# Change of Theme!



## Nikita (Sep 21, 2009)

No Zombies this year. I have to postpone it till Hallowe'en IV. 

This year will be XIII, which is great, and I'll go with my signature theme: Tavern the Black Widow (Taveerne de Zwarte Weduwe).

We already have the legend posted on the website, so people will regognise it. Should start at the beginning: I changed bars. I actually bought a bar yesterday...a pub-restaurant sort of thing. It's kind of weird here, you have to buy it first, in order to try and get a loan. So Now I'm trying to get a loan for it. Feels like the wrong way round, and it's really exhausting waiting for the hammer to come down... But it's my dream location and if it works out, I'll be the happiest woman in Western Europe! 

So now that the surroundings have changed from a black-hole kind of nght club upstrais somewhere, to an old-fashioned, cosy, hobbit-thing, I have to change theme.

Seen that I won't have much money by that time (probably trying to survive instead), I have to work with the bar's own looks for decoration.

No problem, I wanted to do my basic Tavern theme before and it just feels right at Hallowe'en XIII...
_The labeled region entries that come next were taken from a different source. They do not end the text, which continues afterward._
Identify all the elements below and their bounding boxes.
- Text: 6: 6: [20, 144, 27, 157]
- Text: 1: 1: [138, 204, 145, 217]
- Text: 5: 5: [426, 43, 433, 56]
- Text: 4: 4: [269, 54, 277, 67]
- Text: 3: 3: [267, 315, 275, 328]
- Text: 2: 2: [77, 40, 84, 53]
Will be the first full out Hallowe'en for many Dutch people here...

So I thought of making it an old school haunted house. It's a pretty big bar, with an extra floor upstairs and to stairs towards it, so I should have enough space for a good haunted house!

Can't wait till I get the key!!!!


----------



## Guest (Jun 24, 2010)

WOW! this sounds exciting!! Good Luck! can't wait to see pics!!


----------



## Terra (Sep 23, 2007)

Ohh, sounds like a blast and congratulations on your new bar location.


----------